I believe this is borne out in the early data. Lockdown 1 in the UK took Rt down to 0.6. The naive 'multiplicative' estimate would say that's sufficient for the new variant, Rt=0.93. The second lockdown took Rt down to 0.8, which would be totally insufficient. You'd need Rt for the old variant of covid down to 0.64 on the naive multiplicative estimate - almost what was achieved in March. I have a hard time believing it was anywhere near that low in the Tier 4 regions around Christmas.

But the data that's come in so far seems to indicate that Tier 4 + Schools closed has either levelled off or caused slow declines in infections in those regions where they were applied.

First, the random infection survey - London and South East are in decline and East of England has levelled off (page 3). The UKs symptom study, which uses a totally different methodology, confirms some levelling off and declines in those regions - page 6. It's early days, but clearly Rt is very near 1, and likely below 1 in London. The Financial Times cottoned on to this a few days late but no-one else seems to have noticed.

I think this indicates a bunch of things - mainly that infections caused by the new variant can and will be stabilized or even reduced by lockdown measures which people are willing to obey. It's not impossible if it's already happening.

 

To start, let’s also ignore phase shifts like overloading hospitals, and ignore fatigue on the hopes that vaccines coming soon will cancel it out, although there’s an argument that in practice some people do the opposite.
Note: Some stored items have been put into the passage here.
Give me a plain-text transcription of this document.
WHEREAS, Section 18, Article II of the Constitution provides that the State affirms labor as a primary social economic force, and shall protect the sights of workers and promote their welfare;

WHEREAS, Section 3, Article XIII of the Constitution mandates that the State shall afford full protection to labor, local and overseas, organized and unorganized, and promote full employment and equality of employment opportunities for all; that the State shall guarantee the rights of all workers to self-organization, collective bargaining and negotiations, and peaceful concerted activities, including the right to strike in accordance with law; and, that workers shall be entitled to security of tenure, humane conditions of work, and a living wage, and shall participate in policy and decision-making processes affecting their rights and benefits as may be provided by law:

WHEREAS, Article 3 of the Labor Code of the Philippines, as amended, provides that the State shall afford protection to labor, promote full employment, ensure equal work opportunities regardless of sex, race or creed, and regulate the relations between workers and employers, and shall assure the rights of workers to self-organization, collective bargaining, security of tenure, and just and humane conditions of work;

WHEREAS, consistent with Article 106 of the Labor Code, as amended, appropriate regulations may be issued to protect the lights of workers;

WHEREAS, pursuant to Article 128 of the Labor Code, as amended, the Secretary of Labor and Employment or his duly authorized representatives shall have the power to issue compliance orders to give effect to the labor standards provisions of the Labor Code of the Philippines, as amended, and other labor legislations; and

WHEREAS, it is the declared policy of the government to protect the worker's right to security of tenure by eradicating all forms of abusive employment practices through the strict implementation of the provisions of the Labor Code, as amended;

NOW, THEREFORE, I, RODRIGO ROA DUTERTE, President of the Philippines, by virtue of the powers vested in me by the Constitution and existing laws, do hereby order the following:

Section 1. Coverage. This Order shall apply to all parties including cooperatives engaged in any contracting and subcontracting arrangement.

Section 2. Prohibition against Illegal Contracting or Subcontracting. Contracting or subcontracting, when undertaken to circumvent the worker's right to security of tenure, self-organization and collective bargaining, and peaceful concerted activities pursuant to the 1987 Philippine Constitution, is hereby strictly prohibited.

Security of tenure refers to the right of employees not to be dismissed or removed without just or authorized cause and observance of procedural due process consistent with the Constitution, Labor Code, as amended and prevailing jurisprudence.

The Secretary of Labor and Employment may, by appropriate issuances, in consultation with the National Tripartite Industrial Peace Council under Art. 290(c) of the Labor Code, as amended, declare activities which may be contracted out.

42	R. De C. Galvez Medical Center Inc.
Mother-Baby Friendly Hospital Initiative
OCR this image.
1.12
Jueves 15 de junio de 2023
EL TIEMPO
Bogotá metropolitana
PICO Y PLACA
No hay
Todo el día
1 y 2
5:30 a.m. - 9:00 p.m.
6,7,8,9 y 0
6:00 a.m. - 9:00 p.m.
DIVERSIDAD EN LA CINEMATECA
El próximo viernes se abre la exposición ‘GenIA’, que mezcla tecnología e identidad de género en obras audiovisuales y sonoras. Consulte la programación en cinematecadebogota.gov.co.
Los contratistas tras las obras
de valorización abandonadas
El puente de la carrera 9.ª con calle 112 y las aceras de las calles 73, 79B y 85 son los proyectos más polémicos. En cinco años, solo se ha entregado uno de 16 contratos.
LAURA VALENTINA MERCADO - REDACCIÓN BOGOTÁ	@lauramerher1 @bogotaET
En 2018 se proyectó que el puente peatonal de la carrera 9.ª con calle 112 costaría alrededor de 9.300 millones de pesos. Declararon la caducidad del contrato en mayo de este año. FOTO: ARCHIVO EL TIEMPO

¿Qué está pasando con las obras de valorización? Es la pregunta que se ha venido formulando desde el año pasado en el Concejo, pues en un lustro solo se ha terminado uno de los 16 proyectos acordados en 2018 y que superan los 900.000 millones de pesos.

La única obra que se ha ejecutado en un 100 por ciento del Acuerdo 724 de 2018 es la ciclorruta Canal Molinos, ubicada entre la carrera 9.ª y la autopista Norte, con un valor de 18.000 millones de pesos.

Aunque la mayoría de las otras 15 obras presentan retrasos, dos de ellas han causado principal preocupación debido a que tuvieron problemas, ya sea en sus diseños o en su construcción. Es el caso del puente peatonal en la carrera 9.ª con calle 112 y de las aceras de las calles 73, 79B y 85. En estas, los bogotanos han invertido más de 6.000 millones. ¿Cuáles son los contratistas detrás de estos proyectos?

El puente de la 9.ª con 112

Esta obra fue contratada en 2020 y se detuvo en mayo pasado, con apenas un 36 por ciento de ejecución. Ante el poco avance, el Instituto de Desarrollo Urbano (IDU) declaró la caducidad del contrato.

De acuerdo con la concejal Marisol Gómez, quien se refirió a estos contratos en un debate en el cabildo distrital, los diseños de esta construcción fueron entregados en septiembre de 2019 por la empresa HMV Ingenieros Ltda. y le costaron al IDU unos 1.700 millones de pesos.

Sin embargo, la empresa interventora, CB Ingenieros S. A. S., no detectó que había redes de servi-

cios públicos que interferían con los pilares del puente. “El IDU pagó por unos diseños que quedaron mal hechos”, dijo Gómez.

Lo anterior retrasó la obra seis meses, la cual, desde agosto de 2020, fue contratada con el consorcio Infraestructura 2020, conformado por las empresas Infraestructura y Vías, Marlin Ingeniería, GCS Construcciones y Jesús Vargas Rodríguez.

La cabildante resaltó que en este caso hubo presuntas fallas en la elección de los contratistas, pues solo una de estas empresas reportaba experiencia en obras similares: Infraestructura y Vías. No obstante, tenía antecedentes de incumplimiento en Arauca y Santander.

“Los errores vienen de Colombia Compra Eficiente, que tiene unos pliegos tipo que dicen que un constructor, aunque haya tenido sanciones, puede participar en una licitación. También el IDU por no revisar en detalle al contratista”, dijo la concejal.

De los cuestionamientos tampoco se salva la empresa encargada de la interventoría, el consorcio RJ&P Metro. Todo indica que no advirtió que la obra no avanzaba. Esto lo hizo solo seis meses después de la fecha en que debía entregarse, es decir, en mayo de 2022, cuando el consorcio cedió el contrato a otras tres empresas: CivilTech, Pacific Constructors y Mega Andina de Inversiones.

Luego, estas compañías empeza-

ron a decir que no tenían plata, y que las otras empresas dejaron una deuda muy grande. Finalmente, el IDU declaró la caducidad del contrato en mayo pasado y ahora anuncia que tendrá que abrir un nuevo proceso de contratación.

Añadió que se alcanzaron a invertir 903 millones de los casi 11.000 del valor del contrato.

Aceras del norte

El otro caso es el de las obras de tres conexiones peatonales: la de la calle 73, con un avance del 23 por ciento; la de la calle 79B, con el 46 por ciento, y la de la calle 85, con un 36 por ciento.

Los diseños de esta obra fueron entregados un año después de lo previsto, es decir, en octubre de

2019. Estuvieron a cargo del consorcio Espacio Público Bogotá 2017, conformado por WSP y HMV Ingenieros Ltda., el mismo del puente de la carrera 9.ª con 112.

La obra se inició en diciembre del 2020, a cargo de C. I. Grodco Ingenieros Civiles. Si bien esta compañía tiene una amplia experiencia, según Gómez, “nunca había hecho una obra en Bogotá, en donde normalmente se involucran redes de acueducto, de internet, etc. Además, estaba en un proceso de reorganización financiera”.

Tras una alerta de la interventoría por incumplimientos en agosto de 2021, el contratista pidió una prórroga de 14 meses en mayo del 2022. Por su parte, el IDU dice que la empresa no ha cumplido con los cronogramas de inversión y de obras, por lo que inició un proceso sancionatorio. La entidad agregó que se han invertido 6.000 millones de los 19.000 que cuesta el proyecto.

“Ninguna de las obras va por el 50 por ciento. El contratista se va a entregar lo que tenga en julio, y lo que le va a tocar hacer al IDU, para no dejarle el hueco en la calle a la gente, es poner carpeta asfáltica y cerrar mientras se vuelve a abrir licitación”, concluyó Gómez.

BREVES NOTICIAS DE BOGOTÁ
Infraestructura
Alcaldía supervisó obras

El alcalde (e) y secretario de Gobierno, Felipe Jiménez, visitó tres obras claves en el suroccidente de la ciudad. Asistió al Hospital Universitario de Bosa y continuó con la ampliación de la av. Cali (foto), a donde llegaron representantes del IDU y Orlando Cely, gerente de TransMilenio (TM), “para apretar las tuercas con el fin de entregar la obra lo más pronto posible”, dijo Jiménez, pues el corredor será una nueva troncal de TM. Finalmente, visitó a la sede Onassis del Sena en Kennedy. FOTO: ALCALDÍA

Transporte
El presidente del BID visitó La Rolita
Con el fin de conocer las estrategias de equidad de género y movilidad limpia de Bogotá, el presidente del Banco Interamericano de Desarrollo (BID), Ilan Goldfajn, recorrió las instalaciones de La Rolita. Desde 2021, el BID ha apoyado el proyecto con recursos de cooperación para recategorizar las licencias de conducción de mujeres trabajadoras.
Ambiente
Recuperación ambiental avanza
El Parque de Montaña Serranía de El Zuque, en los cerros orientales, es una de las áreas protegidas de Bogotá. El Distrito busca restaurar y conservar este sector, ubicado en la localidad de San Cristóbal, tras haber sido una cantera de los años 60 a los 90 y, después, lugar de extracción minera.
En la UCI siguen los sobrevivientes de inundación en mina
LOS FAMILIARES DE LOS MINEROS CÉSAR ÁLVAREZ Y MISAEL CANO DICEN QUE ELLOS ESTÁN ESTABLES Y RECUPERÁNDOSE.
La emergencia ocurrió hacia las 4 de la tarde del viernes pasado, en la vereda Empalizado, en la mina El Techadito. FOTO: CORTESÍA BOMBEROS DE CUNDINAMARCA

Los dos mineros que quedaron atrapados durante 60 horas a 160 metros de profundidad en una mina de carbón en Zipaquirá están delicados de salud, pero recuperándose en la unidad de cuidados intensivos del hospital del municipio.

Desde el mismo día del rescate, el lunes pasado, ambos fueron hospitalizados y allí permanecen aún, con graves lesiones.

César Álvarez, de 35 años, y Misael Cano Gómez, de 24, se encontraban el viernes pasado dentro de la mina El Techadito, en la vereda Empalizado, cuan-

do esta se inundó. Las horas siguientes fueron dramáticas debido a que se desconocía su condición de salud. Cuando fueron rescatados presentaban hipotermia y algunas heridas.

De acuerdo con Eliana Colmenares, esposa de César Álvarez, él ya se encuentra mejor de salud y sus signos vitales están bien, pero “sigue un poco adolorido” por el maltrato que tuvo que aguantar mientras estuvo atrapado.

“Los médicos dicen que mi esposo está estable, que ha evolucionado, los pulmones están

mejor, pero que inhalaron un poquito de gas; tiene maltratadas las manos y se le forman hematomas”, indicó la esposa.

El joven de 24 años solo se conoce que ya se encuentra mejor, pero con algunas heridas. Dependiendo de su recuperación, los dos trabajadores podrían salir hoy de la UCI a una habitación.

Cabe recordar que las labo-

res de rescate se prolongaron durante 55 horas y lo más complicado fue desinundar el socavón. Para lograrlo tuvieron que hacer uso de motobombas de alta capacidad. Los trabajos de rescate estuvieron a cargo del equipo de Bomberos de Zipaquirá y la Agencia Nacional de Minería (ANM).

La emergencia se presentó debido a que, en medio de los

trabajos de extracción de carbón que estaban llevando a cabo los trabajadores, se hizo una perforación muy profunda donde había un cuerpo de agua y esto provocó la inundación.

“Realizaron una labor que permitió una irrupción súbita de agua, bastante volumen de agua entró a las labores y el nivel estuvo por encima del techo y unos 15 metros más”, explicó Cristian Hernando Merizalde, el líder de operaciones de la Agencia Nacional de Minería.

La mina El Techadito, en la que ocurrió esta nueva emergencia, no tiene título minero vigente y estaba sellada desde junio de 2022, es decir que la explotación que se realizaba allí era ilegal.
I agree with ignoring fatigue, but ignoring phase shifts? If it were me I'd model the entire control system response as a phase shift with the level for the switch in reactions set near the hospital overwhelm level - at least on the policy side, there seems to be an abrupt reaction specifically to the hospital overloading question. The British government pushed the panic button a few days ago in response to that and called a full national lockdown. I'd say the dominant contributor to control systems is something like a step function at a particular level near where hospitals are overwhelmed, and individual responses proportionate to exact levels of infection are a lesser part of it.

I think the model of the control system as a continuous response is wrong, and a phased all-or-nothing response for the government side of things, plus taking into account non-multiplicative effects on the Rt, would produce overall very different results - namely that a colossal overshoot of herd immunity in a mere few weeks is probably not happening. I note - outside view - that this is very similar to the predictive mistake made last Febuary/March with old Covid-19 - many around here were practically certain we were bound for an immediate (in a month or two) enormous herd immunity overshoot.